No doubt readers sometimes put down articles which analyze the dilemmas which face Christians and the church with the frustrated sense that: “It’s easy enough to describe the problems; why don’t they give more answers?” That response is almost appropriate for this issue of Direction.

The lead article by Cal Redekop identifies some major ethical questions which must be addressed to our economic system as a whole and to the individuals who participate in it, whether as the providers of goods and services or as consumers. Comments on this article have been prepared by professional managers, teachers, and a pastor. A provocative article by Arthur Block on the need for Christians to pursue business careers as a Christian vocation and a biblical study by Allen Guenther address the theme of this issue.

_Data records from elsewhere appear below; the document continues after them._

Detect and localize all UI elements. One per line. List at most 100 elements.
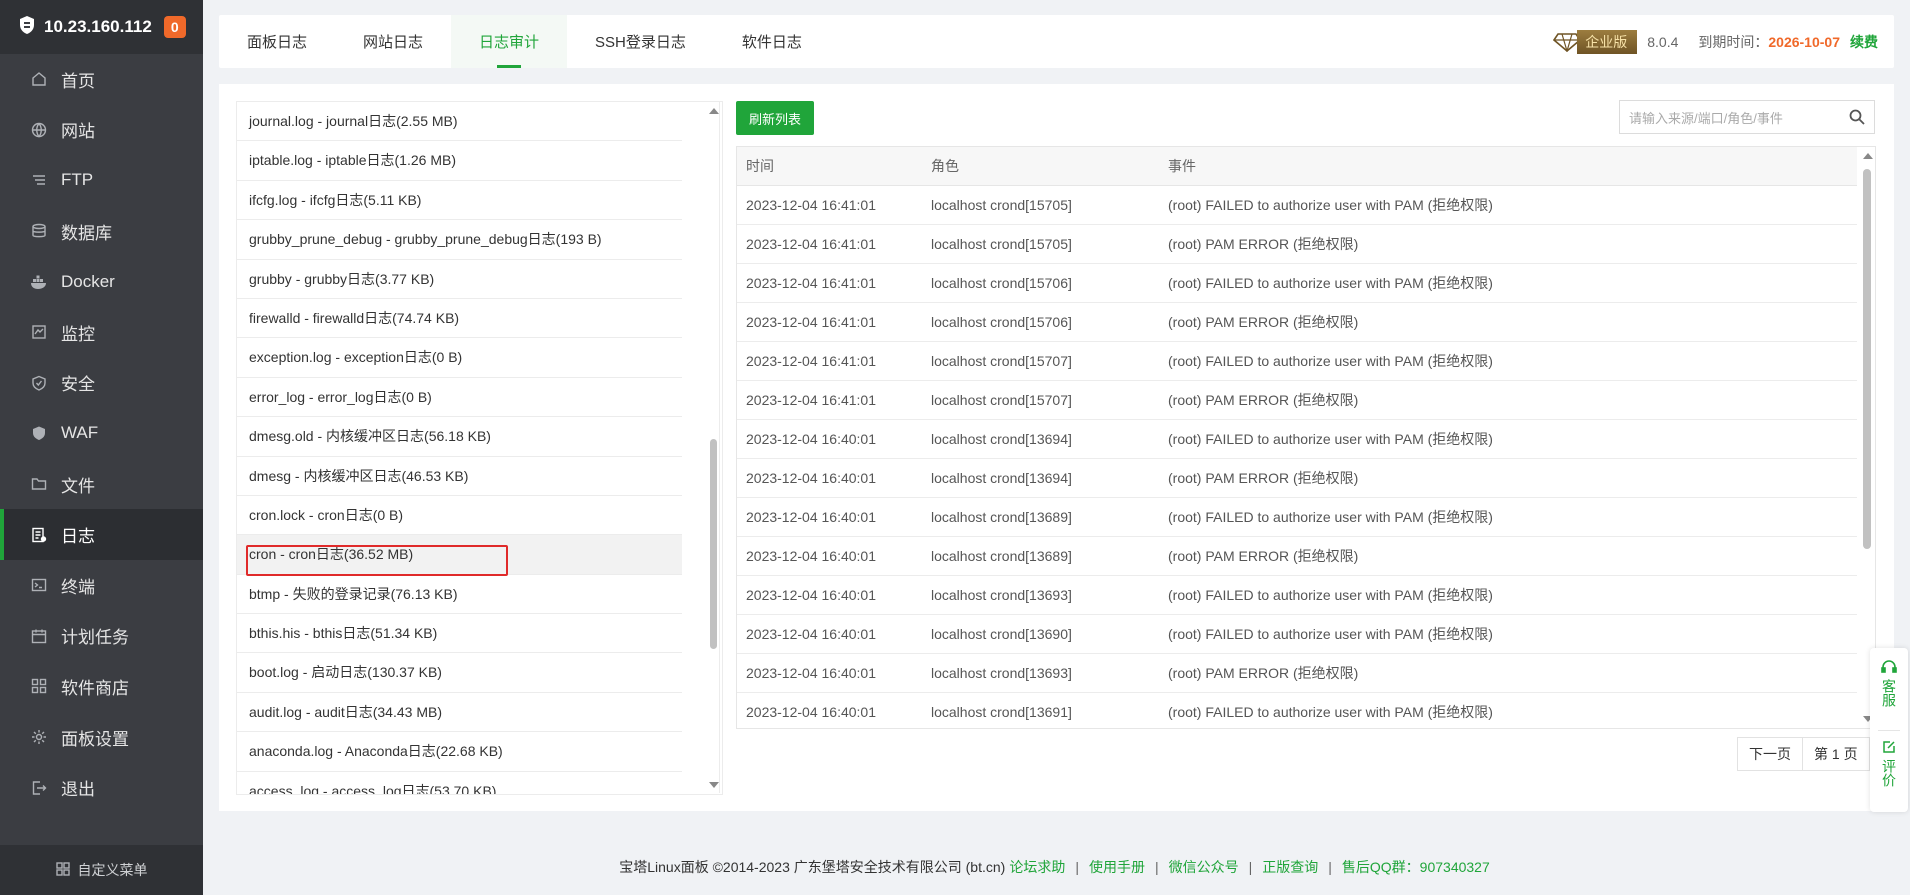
log-file-item[interactable]: audit.log - audit日志(34.43 MB)	[237, 693, 682, 733]
tab-label: 软件日志	[741, 34, 802, 51]
cell-role: localhost crond[15705]	[922, 224, 1159, 264]
renew-link[interactable]: 续费	[1850, 32, 1878, 52]
log-file-item[interactable]: firewalld - firewalld日志(74.74 KB)	[237, 299, 682, 339]
sidebar-item-15[interactable]: 退出	[0, 762, 203, 813]
wechat-link[interactable]: 微信公众号	[1169, 857, 1239, 877]
log-file-item[interactable]: dmesg - 内核缓冲区日志(46.53 KB)	[237, 457, 682, 496]
sidebar-item-7[interactable]: 安全	[0, 358, 203, 409]
shield-icon	[29, 373, 49, 393]
table-row: 2023-12-04 16:40:01 localhost crond[13689…	[737, 497, 1857, 537]
log-file-item[interactable]: grubby - grubby日志(3.77 KB)	[237, 260, 682, 299]
sidebar-item-12[interactable]: 计划任务	[0, 611, 203, 662]
qq-group-link[interactable]: 售后QQ群：907340327	[1342, 857, 1490, 877]
globe-icon	[29, 120, 49, 140]
search-input[interactable]: 请输入来源/端口/角色/事件	[1620, 108, 1840, 127]
cell-event: (root) FAILED to authorize user with PAM…	[1159, 263, 1857, 303]
log-file-item[interactable]: exception.log - exception日志(0 B)	[237, 338, 682, 378]
server-header: 10.23.160.112 0	[0, 0, 203, 54]
sidebar-item-13[interactable]: 软件商店	[0, 661, 203, 712]
cell-time: 2023-12-04 16:41:01	[737, 185, 922, 225]
enterprise-badge[interactable]: 企业版	[1553, 29, 1638, 54]
sidebar-item-9[interactable]: 文件	[0, 459, 203, 510]
license-check-link[interactable]: 正版查询	[1262, 857, 1318, 877]
log-file-item[interactable]: ifcfg.log - ifcfg日志(5.11 KB)	[237, 181, 682, 221]
separator: |	[1328, 858, 1332, 875]
log-file-item[interactable]: grubby_prune_debug - grubby_prune_debug日…	[237, 220, 682, 260]
tab-software-log[interactable]: 软件日志	[714, 15, 830, 68]
sidebar-item-label: 数据库	[61, 223, 112, 243]
tab-website-log[interactable]: 网站日志	[335, 15, 451, 68]
sidebar-item-2[interactable]: 网站	[0, 105, 203, 156]
forum-link[interactable]: 论坛求助	[1009, 857, 1065, 877]
log-file-item[interactable]: journal.log - journal日志(2.55 MB)	[237, 102, 682, 142]
database-icon	[29, 221, 49, 241]
sidebar-item-label: 首页	[61, 71, 95, 91]
cell-event: (root) PAM ERROR (拒绝权限)	[1159, 302, 1857, 342]
sidebar-item-label: 计划任务	[61, 628, 129, 648]
separator: |	[1248, 858, 1253, 875]
sidebar-item-3[interactable]: FTP	[0, 155, 203, 206]
cell-role: localhost crond[13689]	[922, 536, 1159, 576]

Three things need to be said to the potentially frustrated. In the first place, it is not really easy to analyze problems accurately. Solutions to clarified problems may be a long time coming. But unclear problems may never be solved. Readers who dispute the accuracy of the analysis or who wish to offer further comment are encouraged to respond.

In the second place, some helpful guidelines are offered. And several writers urge that the time has come for the church to offer the context for serious discussions on the ethics and theology of our participation in the economic sphere.

Finally, the competence and the sensitivity of the writers give promise that such discussions among Mennonite Brethren would now be productive. If one may judge from these articles, we have both “prophets” (or, at least, teachers and theologians) and business people who have sufficient experience to understand the short and long range significance of our modern economy. Those who have this insight and who also are willing to think and pray together would be able to form a community of discernment which could help the rest of us to discover how to be Christian also in the economic spheres each of us inhabits.

Neither Harold Jantz nor the editors planned his article to be a contribution to business thought. But it can be considered a description of the free market of Bible schools and an analysis of the sort of merchandizing that attracts our Canadian youth.